In the political situation of 2007, Benazir Bhutto could also hardly be described as a figure, perfectly suitable for Washington's interests. The daughter of the disgraced Premier repeatedly emphasized her adherence to a multipolar foreign policy, including development of partnership with China. Since Washington granted India the status of its strategic ally, the Beijing-Islamabad axis had become the only possible guarantee of Pakistan's geopolitical survival. In its turn, China viewed Islamabad as an indispensable liaison in the dialogue with the Islamic world and a strategic partner in the combat against the surging separatist ferment in the autonomous region of Xinjiang.

Is Bhutto's death favorable for the incumbent President Pervez Musharraf? Certainly not. Desperately seeking ways for domestic political stabilization, he envisaged Mrs. Bhutto as the most valuable counterweight to the Islamist underground. Therefore, he allowed Benazir to return to Pakistan after a years-long exile, and tried to convince her to accept the post of Prime Minister.

Despite old political rivalry, Musharraf and Bhutto were committed for political partnership. Benazir was sober enough to realize that her political projects were unattainable without support from the army, while Musharraf, for his own reasons, preferred to decorate the Pakistani statehood with a democratic facade. On the one hand, he required a broader political base for punitive actions against Taliban and Al Qaeda warlords, operating in the country. On the other hand, Bhutto's presence in the Government could stave off the option of a US intervention into Pakistan under the pretext of "prevention of overtake of Pakistan's nuclear arsenals by terrorists".

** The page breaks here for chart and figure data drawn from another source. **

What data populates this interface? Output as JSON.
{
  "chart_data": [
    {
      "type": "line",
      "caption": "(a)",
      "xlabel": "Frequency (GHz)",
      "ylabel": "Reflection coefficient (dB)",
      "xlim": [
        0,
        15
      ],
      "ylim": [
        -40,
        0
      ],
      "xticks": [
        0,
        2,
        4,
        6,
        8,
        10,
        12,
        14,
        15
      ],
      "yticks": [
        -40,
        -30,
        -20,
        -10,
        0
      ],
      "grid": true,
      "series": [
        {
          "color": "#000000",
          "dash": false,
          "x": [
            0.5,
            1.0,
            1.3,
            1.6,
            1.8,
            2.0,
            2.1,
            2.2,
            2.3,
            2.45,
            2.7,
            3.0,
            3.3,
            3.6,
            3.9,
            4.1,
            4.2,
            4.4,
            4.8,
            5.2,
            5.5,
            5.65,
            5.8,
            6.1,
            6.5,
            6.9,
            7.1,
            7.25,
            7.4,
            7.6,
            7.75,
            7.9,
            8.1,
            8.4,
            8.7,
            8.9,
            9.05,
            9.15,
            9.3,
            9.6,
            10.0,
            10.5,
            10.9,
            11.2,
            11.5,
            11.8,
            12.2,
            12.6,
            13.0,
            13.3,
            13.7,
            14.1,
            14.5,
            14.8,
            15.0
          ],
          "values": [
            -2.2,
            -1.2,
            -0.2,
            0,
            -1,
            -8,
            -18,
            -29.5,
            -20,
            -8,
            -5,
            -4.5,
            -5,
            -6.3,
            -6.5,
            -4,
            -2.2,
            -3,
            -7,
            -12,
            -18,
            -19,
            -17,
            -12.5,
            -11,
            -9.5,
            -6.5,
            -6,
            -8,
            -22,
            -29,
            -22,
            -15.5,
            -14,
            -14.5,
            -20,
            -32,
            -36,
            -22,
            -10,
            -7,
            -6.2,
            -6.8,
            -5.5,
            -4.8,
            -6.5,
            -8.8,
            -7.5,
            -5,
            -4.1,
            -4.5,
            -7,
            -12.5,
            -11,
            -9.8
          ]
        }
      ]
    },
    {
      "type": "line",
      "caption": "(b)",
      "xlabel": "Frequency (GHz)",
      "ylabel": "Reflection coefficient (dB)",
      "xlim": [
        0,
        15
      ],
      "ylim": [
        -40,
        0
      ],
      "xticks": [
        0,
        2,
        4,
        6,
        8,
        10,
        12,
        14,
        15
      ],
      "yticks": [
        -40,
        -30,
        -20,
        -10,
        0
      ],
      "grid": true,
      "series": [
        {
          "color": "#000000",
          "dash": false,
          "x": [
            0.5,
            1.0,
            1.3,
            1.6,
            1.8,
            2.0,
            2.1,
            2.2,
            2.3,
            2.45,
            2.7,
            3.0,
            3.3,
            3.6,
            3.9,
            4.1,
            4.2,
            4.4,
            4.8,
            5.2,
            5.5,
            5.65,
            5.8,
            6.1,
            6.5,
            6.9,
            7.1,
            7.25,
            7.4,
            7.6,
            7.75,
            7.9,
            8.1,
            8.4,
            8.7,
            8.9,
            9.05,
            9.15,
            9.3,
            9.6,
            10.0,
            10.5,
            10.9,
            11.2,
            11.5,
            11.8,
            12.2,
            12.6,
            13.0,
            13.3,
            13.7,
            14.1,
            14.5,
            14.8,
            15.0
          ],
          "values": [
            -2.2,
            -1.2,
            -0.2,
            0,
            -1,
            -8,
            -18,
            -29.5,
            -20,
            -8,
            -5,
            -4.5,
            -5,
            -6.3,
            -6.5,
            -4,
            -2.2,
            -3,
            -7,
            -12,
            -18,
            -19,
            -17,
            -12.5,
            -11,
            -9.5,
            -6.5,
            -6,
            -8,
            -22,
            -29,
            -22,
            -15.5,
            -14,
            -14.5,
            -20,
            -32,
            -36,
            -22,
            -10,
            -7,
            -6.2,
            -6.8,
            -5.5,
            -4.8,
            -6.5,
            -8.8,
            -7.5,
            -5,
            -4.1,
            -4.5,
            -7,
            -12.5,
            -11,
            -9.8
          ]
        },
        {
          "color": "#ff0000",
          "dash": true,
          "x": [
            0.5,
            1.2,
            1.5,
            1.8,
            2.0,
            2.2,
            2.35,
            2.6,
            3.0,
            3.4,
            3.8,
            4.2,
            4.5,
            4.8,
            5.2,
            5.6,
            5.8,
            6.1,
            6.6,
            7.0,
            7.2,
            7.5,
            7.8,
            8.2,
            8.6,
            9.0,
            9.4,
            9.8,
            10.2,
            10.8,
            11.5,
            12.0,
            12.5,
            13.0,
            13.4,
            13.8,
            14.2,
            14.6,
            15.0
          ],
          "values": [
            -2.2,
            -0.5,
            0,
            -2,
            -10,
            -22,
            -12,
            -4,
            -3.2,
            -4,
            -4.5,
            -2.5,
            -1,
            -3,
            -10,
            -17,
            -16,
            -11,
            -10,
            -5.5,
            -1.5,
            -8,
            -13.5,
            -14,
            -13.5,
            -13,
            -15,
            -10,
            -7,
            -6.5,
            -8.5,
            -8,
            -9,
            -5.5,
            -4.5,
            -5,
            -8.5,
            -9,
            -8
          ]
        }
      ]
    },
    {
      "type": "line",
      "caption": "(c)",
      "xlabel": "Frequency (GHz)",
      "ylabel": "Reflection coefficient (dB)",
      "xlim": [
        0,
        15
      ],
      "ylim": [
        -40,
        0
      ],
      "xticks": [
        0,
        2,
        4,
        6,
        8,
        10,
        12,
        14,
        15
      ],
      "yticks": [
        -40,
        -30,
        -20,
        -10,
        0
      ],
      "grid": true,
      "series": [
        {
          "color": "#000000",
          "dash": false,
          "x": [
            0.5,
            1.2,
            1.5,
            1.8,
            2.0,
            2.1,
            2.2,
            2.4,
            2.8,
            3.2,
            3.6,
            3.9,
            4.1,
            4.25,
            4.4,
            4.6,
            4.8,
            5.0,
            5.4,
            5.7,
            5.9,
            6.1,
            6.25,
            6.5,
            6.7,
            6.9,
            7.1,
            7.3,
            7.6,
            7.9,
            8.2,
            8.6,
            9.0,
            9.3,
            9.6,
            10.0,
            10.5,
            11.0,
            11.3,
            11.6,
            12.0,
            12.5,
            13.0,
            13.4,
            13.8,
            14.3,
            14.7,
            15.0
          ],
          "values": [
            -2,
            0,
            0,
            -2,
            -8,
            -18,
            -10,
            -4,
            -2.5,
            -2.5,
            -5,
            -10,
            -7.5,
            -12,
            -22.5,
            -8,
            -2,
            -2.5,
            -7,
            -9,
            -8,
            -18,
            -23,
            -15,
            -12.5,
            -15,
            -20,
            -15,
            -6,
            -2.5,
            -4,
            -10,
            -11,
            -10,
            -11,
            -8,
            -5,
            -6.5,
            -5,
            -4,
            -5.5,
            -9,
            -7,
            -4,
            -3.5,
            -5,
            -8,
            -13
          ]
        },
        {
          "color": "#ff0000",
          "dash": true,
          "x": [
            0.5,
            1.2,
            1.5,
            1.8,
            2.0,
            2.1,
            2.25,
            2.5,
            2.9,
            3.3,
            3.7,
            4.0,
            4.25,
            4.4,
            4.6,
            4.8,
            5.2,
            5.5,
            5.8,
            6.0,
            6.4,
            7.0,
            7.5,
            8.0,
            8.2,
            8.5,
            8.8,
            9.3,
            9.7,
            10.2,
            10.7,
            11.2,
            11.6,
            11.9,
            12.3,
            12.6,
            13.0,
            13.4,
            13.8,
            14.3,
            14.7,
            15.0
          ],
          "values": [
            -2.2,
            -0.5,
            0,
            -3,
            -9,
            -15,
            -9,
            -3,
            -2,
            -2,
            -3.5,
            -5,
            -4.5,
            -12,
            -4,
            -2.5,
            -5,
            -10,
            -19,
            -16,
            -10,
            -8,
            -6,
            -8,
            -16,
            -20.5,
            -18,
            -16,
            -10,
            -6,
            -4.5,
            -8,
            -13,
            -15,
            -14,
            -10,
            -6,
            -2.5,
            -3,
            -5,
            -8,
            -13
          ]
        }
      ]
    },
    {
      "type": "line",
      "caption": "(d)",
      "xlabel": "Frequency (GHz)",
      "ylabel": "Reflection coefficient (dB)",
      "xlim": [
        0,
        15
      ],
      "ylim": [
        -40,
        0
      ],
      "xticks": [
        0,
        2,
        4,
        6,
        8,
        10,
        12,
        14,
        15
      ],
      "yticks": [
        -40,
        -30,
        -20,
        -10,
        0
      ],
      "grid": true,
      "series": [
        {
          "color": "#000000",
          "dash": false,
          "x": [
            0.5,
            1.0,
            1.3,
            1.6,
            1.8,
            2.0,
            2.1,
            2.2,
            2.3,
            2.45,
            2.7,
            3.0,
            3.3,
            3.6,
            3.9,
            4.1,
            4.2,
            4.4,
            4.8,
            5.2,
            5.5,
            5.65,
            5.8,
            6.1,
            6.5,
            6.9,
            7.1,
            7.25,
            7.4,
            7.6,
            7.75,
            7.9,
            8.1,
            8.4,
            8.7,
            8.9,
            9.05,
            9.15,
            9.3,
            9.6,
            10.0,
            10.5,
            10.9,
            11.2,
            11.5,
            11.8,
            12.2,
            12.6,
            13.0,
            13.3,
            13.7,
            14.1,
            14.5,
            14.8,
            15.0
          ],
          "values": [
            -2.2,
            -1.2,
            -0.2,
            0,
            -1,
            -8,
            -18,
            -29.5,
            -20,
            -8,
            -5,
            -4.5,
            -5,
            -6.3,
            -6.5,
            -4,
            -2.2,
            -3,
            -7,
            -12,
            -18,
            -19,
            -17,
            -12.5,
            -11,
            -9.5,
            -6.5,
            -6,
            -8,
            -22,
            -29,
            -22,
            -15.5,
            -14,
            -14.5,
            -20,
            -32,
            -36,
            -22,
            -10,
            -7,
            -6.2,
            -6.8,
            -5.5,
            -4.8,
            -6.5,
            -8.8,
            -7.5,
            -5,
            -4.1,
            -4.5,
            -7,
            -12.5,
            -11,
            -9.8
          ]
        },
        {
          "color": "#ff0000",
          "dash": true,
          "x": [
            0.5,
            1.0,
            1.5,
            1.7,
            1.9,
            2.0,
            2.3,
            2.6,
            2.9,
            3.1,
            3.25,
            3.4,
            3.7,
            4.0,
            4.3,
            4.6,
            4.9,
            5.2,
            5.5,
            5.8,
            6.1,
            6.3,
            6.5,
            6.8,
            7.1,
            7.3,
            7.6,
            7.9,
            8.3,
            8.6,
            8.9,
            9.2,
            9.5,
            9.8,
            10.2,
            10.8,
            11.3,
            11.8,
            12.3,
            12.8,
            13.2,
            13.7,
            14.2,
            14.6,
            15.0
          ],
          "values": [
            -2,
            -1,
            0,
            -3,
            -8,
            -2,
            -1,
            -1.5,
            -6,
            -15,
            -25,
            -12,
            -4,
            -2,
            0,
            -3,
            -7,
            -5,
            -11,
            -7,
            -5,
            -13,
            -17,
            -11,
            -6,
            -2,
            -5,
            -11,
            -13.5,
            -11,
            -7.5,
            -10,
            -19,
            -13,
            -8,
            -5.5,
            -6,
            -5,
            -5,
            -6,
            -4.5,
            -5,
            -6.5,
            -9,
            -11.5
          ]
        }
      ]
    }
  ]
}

Scenarios of an operation of this kind have been discussed in US military circles throughout the year. The plan was supposed to "help the Pakistani army to establish order", and thus to guarantee security of nuclear weapons. This idea was greeted by the leading presidential candidates from both US parties – Rudi Giuliani and Barack Obama. Still, a victorious intervention into Pakistan was most valuable for the Bush-Cheney leadership that would not like to go down in history with the stamp of the Iraqi infamy.

President Pervez Musharraf was reluctant to accept such assistance. He was categorically opposed to a US-led military regime in his country, with a modest role of an auxiliary force reserved for his army. He realized that a large-scale US contingent, once entering his country, would stay there until a "decisive victory over terrorism" – that is for years or possibly decades.

Officially, Washington greeted the alliance of the secularist political forces of Pakistan. Still, for the abovementioned reasons, Mrs. Bhutto was more instrumental being dead than alive. US strategists were trying to prove that Musharraf is unable to control his country. Benazir's death serves as a perfect argument in this "educational work".

Today, Benazir's fanatics are blaming Mr. Musharraf for Bhutto's death, demanding that he resign from his post, and campaign under the slogan "Off with the Musharraf dog!" Most of these activists are concentrated in the southern, most densely populated province of Sind, where secularist views prevail. In their turn, the Pakistani Talibs intensify their assaults on the government forces in the Pashtun-dominated North-Western Province. Islamist terror is likely to spread also across the urban agglomeration of Ravalpindi and Islamabad.

Thus, the only nuclear power of the Islamic world is today teetering on the brink of civil war and disintegration into several quasi-states. The outcome greatly depends on Musharraf's political skills.

There are no grounds to directly blame the United States for the death of Mrs. Bhutto. However, the long-time connections between Al Qaeda and US special services are an open secret. On the other hand, the possibility of a replicated 9/11 on the eve of the Presidential elections of year 2008, inspired by the Bush-Cheney administration in order to retain power in an illegitimate way, is admitted by informed US sources.

A new bloodbath, timed to the US elections, is not necessarily going to take place on the US territory. A nuclear Pakistan represents a perfect playground for a large-scale chaos scenario at the borders of China and Russia, while the assassination of Mrs. Bhutto may serve as a convenient prelude for a new 9/11.